Stücke zu entwickeln, mit den Mitwirkenden, das liebt Fabian Hein. Das ist auch diesmal so: Bereits seit November gab er Workshops, es gab Aufrufe zur Mitwirkung an der Inszenierung, Sänger/-innen konnten sich bewerben. Entstanden ist ein Chor mit zehn Mitgliedern, die neben den Theater-Solisten (Julia Buchmann, Oktay Önder, Michael Ruchter, Carmen Steinert) auf der Bühne zu erleben sein werden. Sie haben zusammengefunden, ausprobiert, getestet, was funktioniert mit dieser Gruppe. Einiges hatte der Regisseur bereits im Kopf, anderes entwickelte sich mit den Menschen, die mitwirken. Sie bringen unterschiedliche Stärken, Ausdrucksformen und -farben ein. „Daraus entwickelt sich vieles.“ Das passt zum Stück: Das Finden zum Wir. Wobei es kein natürliches Wir gibt, erläutert der Regisseur, es sei eher ein Zusammenkommen. Ein konstruiertes. Eine Art surreale Geisterreise. In Wolken.Heim. gibt es kein Szenario, das beschrieben wird, keine Figur. So erschafft Florian Hein aus dem Textmaterial seine eigene Fassung, im Wortlaut jedoch sehr nah an Elfriede Jelineks Original.
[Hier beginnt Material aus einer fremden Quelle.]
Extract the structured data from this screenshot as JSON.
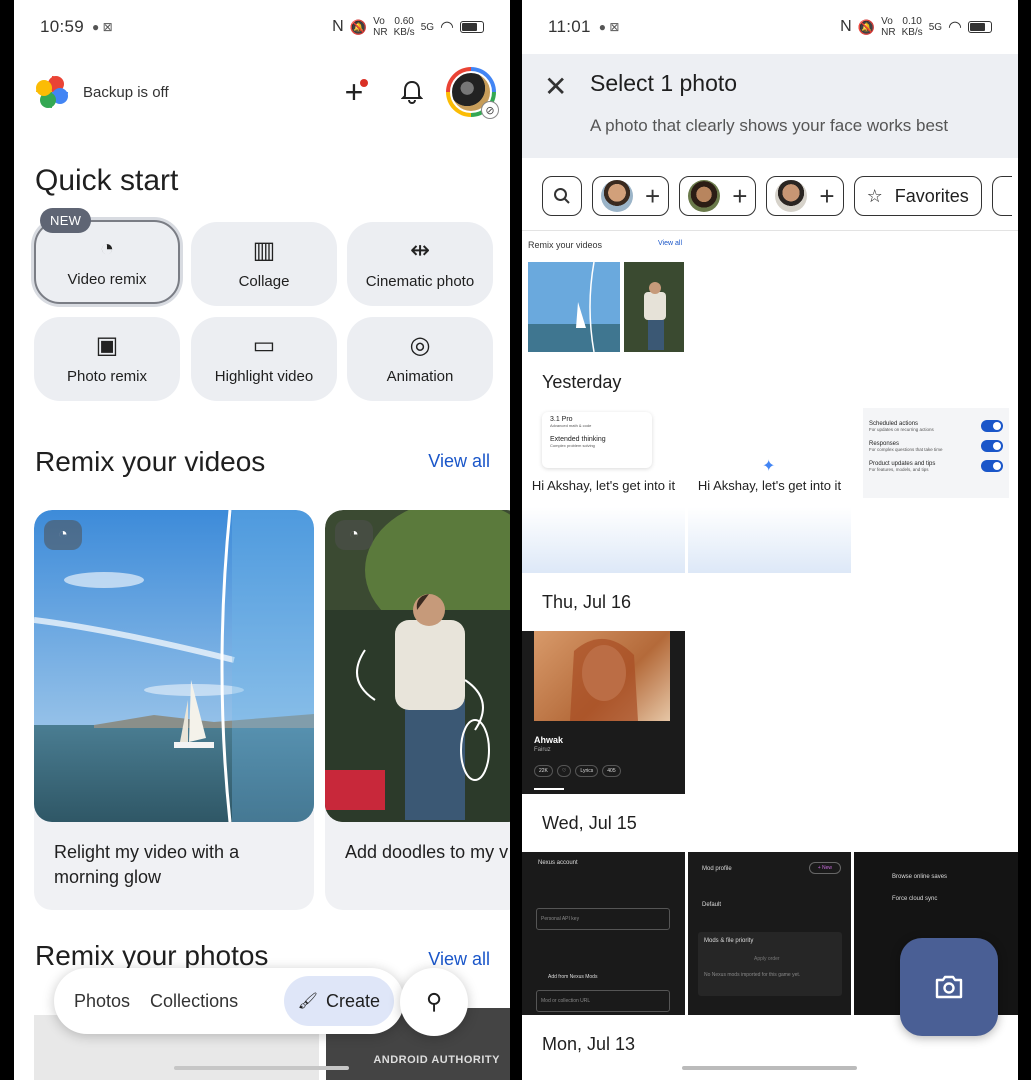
{
  "left": {
    "status": {
      "time": "10:59",
      "net": "0.60",
      "net_unit": "KB/s",
      "signal": "5G"
    },
    "backup_text": "Backup is off",
    "quick_start_title": "Quick start",
    "new_badge": "NEW",
    "chips": [
      "Video remix",
      "Collage",
      "Cinematic photo",
      "Photo remix",
      "Highlight video",
      "Animation"
    ],
    "remix_videos_title": "Remix your videos",
    "remix_photos_title": "Remix your photos",
    "view_all": "View all",
    "cards": [
      {
        "caption": "Relight my video with a morning glow"
      },
      {
        "caption": "Add doodles to my v"
      }
    ],
    "nav": {
      "photos": "Photos",
      "collections": "Collections",
      "create": "Create"
    },
    "watermark": "ANDROID AUTHORITY"
  },
  "right": {
    "status": {
      "time": "11:01",
      "net": "0.10",
      "net_unit": "KB/s",
      "signal": "5G"
    },
    "title": "Select 1 photo",
    "subtitle": "A photo that clearly shows your face works best",
    "favorites": "Favorites",
    "mini_heading": "Remix your videos",
    "mini_view_all": "View all",
    "dates": [
      "Yesterday",
      "Thu, Jul 16",
      "Wed, Jul 15",
      "Mon, Jul 13"
    ],
    "gemini_greeting": "Hi Akshay, let's get into it",
    "gemini_menu": {
      "model": "3.1 Pro",
      "model_sub": "Advanced math & code",
      "mode": "Extended thinking",
      "mode_sub": "Complex problem solving"
    },
    "settings_items": [
      {
        "title": "Scheduled actions",
        "sub": "For updates on recurring actions"
      },
      {
        "title": "Responses",
        "sub": "For complex questions that take time"
      },
      {
        "title": "Product updates and tips",
        "sub": "For features, models, and tips"
      }
    ],
    "song": {
      "title": "Ahwak",
      "artist": "Fairuz",
      "likes": "22K",
      "lyrics": "Lyrics",
      "comments": "405"
    },
    "nexus": {
      "account": "Nexus account",
      "api_key": "Personal API key",
      "add_mods": "Add from Nexus Mods",
      "mod_url": "Mod or collection URL",
      "mod_profile": "Mod profile",
      "new": "+ New",
      "default": "Default",
      "mods_priority": "Mods & file priority",
      "apply": "Apply order",
      "none": "No Nexus mods imported for this game yet."
    },
    "saves": {
      "browse": "Browse online saves",
      "force": "Force cloud sync"
    }
  }
}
Aus dem deutschen Idealismus und der Romantik heraus entsteht die Verselbständigung des sogenannten deutschen Geistes, von Hegel aufgeworfen und weiterziehend durch die Jahrhunderte bis in unsere Gegenwart und wahrscheinlich auch in unsere Zukunft. „Jelinek spielt damit, setzt neue Kontexte“, sagt Florian Hein, „das hat mich interessiert.“ Was ist die Nation, welches Verhältnis hat man dazu, wie setzt sich Gesellschaft zusammen? Warum wird das Andere, das Unbekannte oft als negativ und abwertend behandelt? „Ich finde es sehr interessant, sich aus der Kunst heraus mit diesem gesellschaftlich präsenten Thema zu beschäftigen.“ Dabei gehe es nicht darum, eine Lösung zu finden, sondern „diese Reise, die sie philosophisch-literarisch anbietet, zu untersuchen“. Und es geht um das Zuhause. Ein Grund mehr für Florian Hein, sich in seiner Heimat Sachsen-Anhalt damit zu beschäftigen. Das wollte er nur hier.
Wolken.Heim. hat Premiere am Samstag, dem 13.April 2024, 19.30 Uhr im Schauspielhaus (K2). Für Besucher ab 15 Jahren.